We decided to sample the range’s peakbagging potential and drove for miles toward an area identified as Water Gap on the maps. Along the way we scoped out the cliffs, canyons and peaks we passed. As we approached Water Gap we decided to climb Cherry BM a 6,285 foot peak which we thought was typical of the range’s peaks.
Our route to the summit followed a deer trail. We even spotted a half dozen deer part way up. Deer antlers were spread all over the upper peak.
Oreana Springs and Quintessential Nevada
After Cherry BM we decided to head back across Coal Valley to the Oreana Springs Valley which is nestled high in the Seaman Range. We knew little about the area other than on the map it was surrounded by sharp peaks and that there was a road that lead to the springs.
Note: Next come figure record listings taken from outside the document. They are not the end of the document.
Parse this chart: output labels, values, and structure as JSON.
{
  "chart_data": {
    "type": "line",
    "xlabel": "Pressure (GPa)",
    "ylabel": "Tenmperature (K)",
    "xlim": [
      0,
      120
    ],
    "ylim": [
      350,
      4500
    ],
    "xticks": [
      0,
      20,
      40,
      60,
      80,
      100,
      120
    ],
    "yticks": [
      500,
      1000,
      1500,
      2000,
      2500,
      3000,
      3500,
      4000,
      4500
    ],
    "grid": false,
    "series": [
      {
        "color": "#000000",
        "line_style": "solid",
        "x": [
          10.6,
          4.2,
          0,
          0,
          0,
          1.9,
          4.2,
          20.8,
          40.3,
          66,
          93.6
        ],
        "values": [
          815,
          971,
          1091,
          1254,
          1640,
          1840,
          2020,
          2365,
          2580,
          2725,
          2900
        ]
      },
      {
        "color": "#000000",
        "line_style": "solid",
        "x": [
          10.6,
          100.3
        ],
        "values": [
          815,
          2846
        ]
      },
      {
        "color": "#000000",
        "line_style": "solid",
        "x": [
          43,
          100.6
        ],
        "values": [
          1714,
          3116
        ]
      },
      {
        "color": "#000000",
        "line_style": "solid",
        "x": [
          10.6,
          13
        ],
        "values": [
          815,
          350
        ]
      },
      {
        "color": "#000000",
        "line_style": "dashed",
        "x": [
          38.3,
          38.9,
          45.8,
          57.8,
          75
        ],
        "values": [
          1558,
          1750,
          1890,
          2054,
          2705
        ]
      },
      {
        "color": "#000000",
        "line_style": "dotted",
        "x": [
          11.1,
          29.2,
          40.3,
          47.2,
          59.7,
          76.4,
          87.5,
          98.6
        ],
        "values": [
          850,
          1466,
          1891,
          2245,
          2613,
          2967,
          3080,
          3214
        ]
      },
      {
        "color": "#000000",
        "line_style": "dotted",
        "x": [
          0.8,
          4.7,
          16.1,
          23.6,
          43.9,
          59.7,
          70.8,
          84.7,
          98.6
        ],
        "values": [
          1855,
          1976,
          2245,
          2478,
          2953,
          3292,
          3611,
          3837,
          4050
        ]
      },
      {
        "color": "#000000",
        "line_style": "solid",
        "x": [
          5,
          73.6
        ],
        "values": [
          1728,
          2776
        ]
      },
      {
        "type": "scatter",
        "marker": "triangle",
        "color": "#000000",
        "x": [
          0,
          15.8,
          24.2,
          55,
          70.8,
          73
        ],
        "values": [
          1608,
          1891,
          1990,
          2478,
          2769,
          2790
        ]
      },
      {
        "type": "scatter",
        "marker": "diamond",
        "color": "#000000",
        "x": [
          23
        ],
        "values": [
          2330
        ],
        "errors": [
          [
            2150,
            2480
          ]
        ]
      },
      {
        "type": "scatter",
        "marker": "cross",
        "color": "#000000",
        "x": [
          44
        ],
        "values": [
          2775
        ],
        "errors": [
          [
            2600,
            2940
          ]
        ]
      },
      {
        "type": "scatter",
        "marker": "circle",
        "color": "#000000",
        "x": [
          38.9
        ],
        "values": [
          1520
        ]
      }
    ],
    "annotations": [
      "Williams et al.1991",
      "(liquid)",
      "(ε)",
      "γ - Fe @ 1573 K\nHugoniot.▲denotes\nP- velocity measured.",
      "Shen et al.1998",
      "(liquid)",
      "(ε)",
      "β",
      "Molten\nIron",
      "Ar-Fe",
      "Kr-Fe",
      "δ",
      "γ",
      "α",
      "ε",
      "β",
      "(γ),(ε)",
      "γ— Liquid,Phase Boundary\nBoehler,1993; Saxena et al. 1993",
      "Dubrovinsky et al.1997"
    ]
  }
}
The road was graded up into the valley. The closer we got the more beautiful the view became.
We did not run into any cowboys but evidence of there use of the area was ever present, including corrals, water troughs, old rusted cans, cows and cow shit. You could easily imagine John Wayne riding through the valley.
Peak 6530 was the first summit to catch our eye. It is one of those peaks that you just cannot ignore as it rises up above the north side of the Oreana Springs Valley. The north side of the valley is included in the Weepah Spring Wilderness.
We found a nice camp spot surrounded by rocky towers and settled in for the night. John had some energy left and headed off to climb one of the nearby towers. Ruby and I had a leisurely dinner and enjoyed the coming of twilight.
All Good things come to and end
We knew the weather forecast was not favorable when we woke on Wednesday morning but remained hopeful we could get some climbing in before the rain came in. So, we hit the trail early and reached the summit of Peak 6797 before 7:30 am.
Next up was Peak 6530. Although we looked at it from several directions we could not tell if the summit block was going to be a problem. We finally decided to climb up the north side of the peak’s east ridge. John found a good line up the ridge that avoided all the obstacles and we quickly gained the top which is composed of an impressive conglomerate cap covered in lichen.
We dropped off Peak 6530 via the south side of the east ridge which was a much better line and returned to the truck. We ate lunch and debated where to climb. I talked John into heading north to a new area on the basis that it would help orientate us which would help us plan our next trip. So we dropped back to Coal Valley and drove north for 17 miles to isolated, Peak 5565, which sits on the northern boundary of Coal Valley. Along the way we scoped out more more Golden Gate Range peaks.
One Last Peak and a Surprise
Peak 5565 was a good platform to view a huge swath of Southern Nevada. Interesting it contained the only summit cairn we found in the area. However, the most interesting structure viewed from the summit was a large rock outcrop about three miles to the north. We made a quick descent so we could drive over to see the rock tower.
I later learned the rock formation was called Skull Rock and it includes a beautiful arch.
The End and a View toward the Future
We had only three days to climb with a day’s driving on each end. The weather forecast called for rain and high winds starting Wednesday night. It was time to make tracks. We decided to head back by exiting Coal Valley via Timber Mountain Pass so we could take a look at a peak named Black Cliff. The closer we got, the more interesting it looked. Out of time, we headed to Ely vowing to return for another attempt to eat all the chocolates.